Origine et histoire de l'École nationale supérieure des mines de Paris
L’École nationale supérieure des mines de Paris, aussi appelée Mines ParisTech ou Mines Paris - PSL, est la première école des mines française. Fondée le 19 mars 1783 par ordonnance du roi Louis XVI, son objectif initial était de former des « directeurs intelligents » pour les mines du royaume. Elle s’installe d’abord à l’hôtel des Monnaies de Paris, puis disparaît en 1791 pendant la Révolution avant d’être reconstituée en 1794 sous le nom d’École pratique des Mines du Mont-Blanc, en Savoie.

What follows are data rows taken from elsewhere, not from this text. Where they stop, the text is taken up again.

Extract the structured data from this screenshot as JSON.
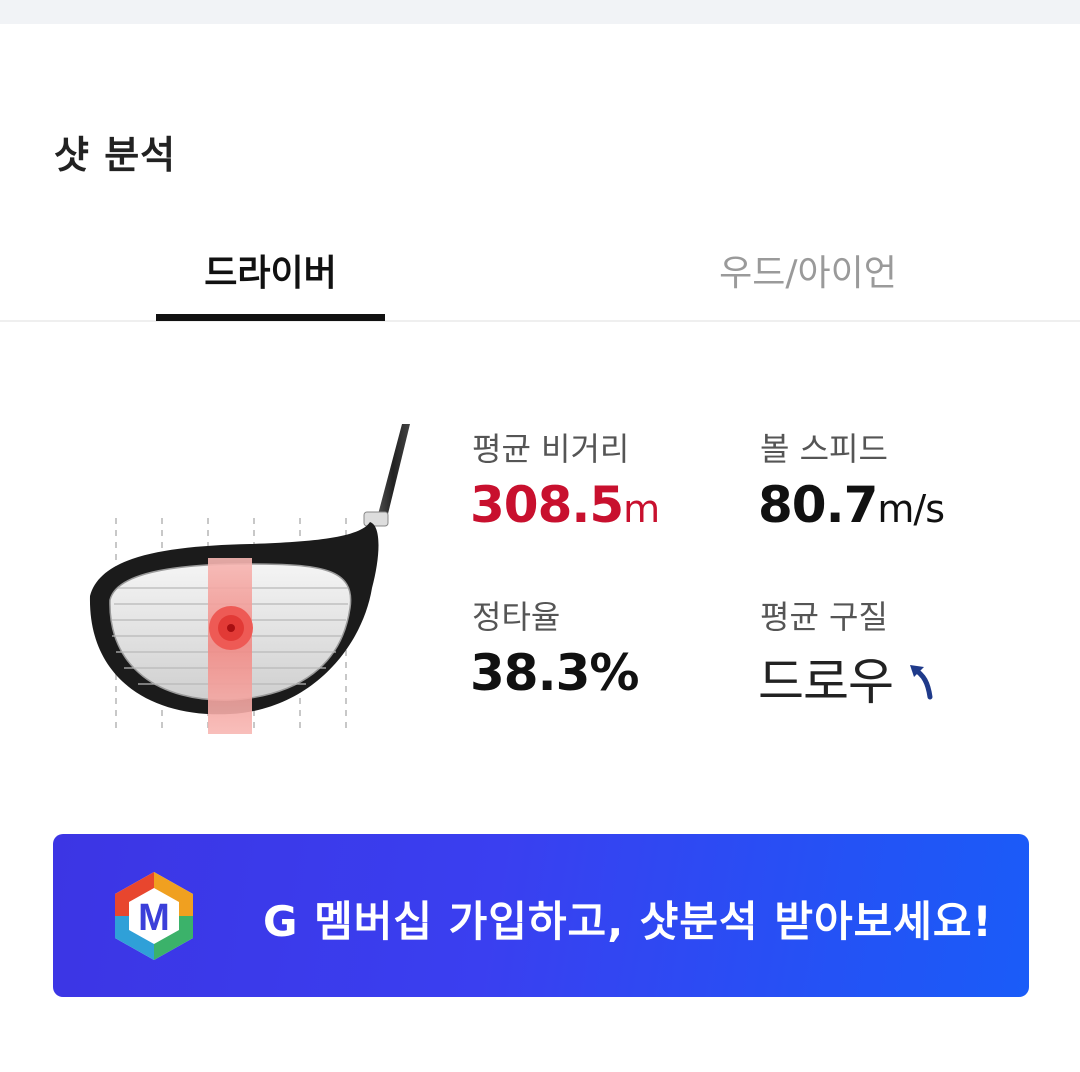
{
  "section": {
    "title": "샷 분석"
  },
  "tabs": [
    {
      "label": "드라이버",
      "active": true
    },
    {
      "label": "우드/아이언",
      "active": false
    }
  ],
  "stats": {
    "avg_distance": {
      "label": "평균 비거리",
      "value": "308.5",
      "unit": "m"
    },
    "ball_speed": {
      "label": "볼 스피드",
      "value": "80.7",
      "unit": "m/s"
    },
    "accuracy": {
      "label": "정타율",
      "value": "38.3%"
    },
    "ball_flight": {
      "label": "평균 구질",
      "value": "드로우",
      "icon": "draw-arrow-icon"
    }
  },
  "banner": {
    "logo_letter": "M",
    "text": "G 멤버십 가입하고, 샷분석 받아보세요!"
  },
  "colors": {
    "accent_red": "#c8102e",
    "banner_blue": "#3a3ff0",
    "arrow_navy": "#1f3a8a"
  }
}
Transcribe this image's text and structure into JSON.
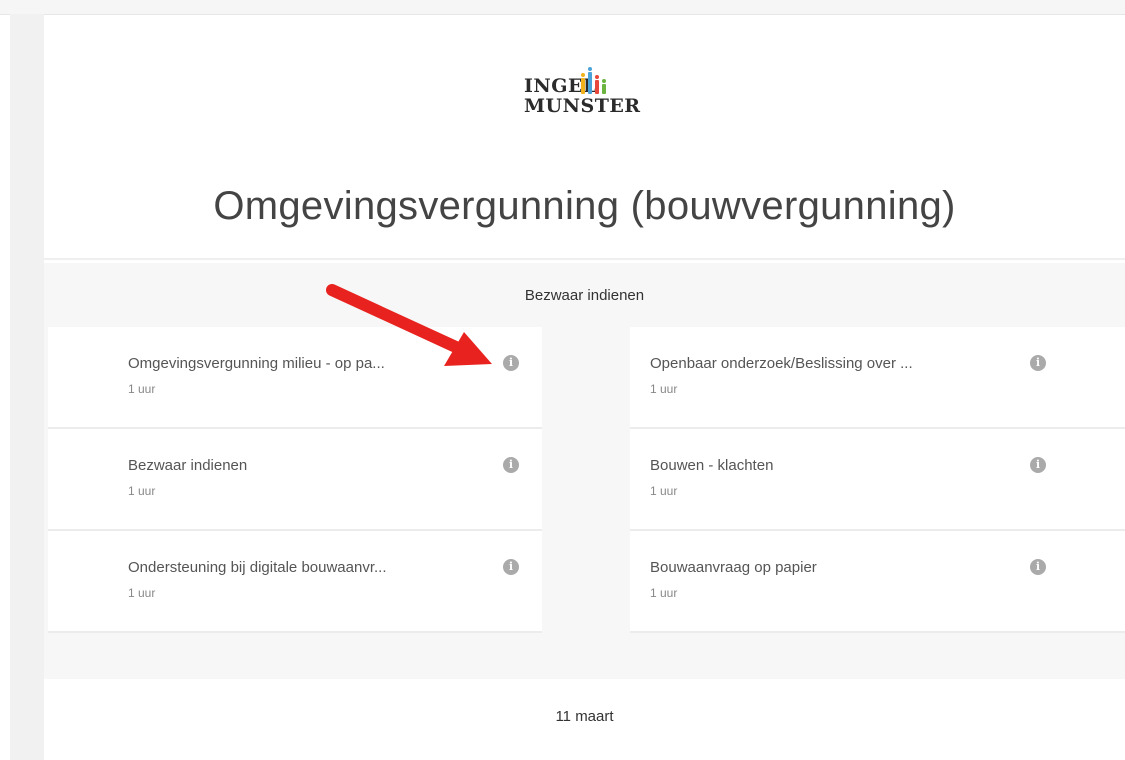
{
  "logo": {
    "line1": "INGEL",
    "line2": "MUNSTER",
    "bar_colors": [
      "#f2b21b",
      "#4aa3d8",
      "#e8483b",
      "#6cb33f"
    ]
  },
  "page_title": "Omgevingsvergunning (bouwvergunning)",
  "section": {
    "heading": "Bezwaar indienen",
    "left_items": [
      {
        "name": "Omgevingsvergunning milieu - op pa...",
        "duration": "1 uur"
      },
      {
        "name": "Bezwaar indienen",
        "duration": "1 uur"
      },
      {
        "name": "Ondersteuning bij digitale bouwaanvr...",
        "duration": "1 uur"
      }
    ],
    "right_items": [
      {
        "name": "Openbaar onderzoek/Beslissing over ...",
        "duration": "1 uur"
      },
      {
        "name": "Bouwen - klachten",
        "duration": "1 uur"
      },
      {
        "name": "Bouwaanvraag op papier",
        "duration": "1 uur"
      }
    ],
    "info_glyph": "i"
  },
  "date_label": "11 maart",
  "colors": {
    "arrow": "#e8231f",
    "info_icon": "#aaaaaa",
    "section_bg": "#f7f7f7"
  }
}
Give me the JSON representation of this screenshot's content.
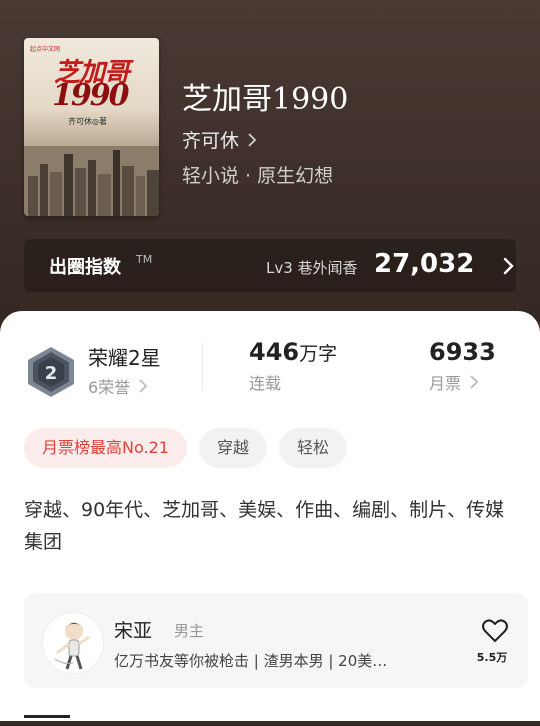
{
  "book": {
    "title": "芝加哥1990",
    "author": "齐可休",
    "genre": "轻小说 · 原生幻想",
    "cover": {
      "publisher_tag": "起点中文网",
      "title_line1": "芝加哥",
      "title_line2": "1990",
      "author_mark": "齐可休◎著"
    }
  },
  "influence": {
    "label": "出圈指数",
    "trademark": "TM",
    "level": "Lv3 巷外闻香",
    "score": "27,032"
  },
  "honor": {
    "title": "荣耀2星",
    "subtitle": "6荣誉",
    "badge_number": "2"
  },
  "stats": {
    "words_value": "446",
    "words_unit": "万字",
    "words_label": "连载",
    "tickets_value": "6933",
    "tickets_label": "月票"
  },
  "tags": [
    "月票榜最高No.21",
    "穿越",
    "轻松"
  ],
  "description": "穿越、90年代、芝加哥、美娱、作曲、编剧、制片、传媒集团",
  "character": {
    "name": "宋亚",
    "role": "男主",
    "desc": "亿万书友等你被枪击 | 渣男本男 | 20美…",
    "likes": "5.5万"
  },
  "colors": {
    "hero_bg": "#3b2d28",
    "accent_red": "#e0413a",
    "pill_bg": "#f2f2f2"
  }
}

En 1802, l’école est transférée à Peisey-Nancroix, où elle forme entre 60 et 70 élèves en douze ans, combinant théorie et pratique sur le terrain. L’invasion sarde de 1814 interrompt son fonctionnement, mais elle est rétablie à Paris en 1816, à l’hôtel de Vendôme, son emplacement actuel. Au fil des siècles, elle évolue vers une école généraliste, tout en conservant son ancrage historique dans les géosciences, l’énergie et les matériaux.
L’école s’étend géographiquement avec des campus à Fontainebleau (1967), Évry, et Sophia Antipolis (1976). Elle délivre des diplômes d’ingénieur, des masters, des mastères spécialisés et des doctorats, en collaboration avec des universités comme PSL. Sa recherche, organisée en 18 centres, couvre des domaines comme l’énergétique, les matériaux, les mathématiques appliquées et les sciences sociales, avec un fort partenariat industriel via Armines.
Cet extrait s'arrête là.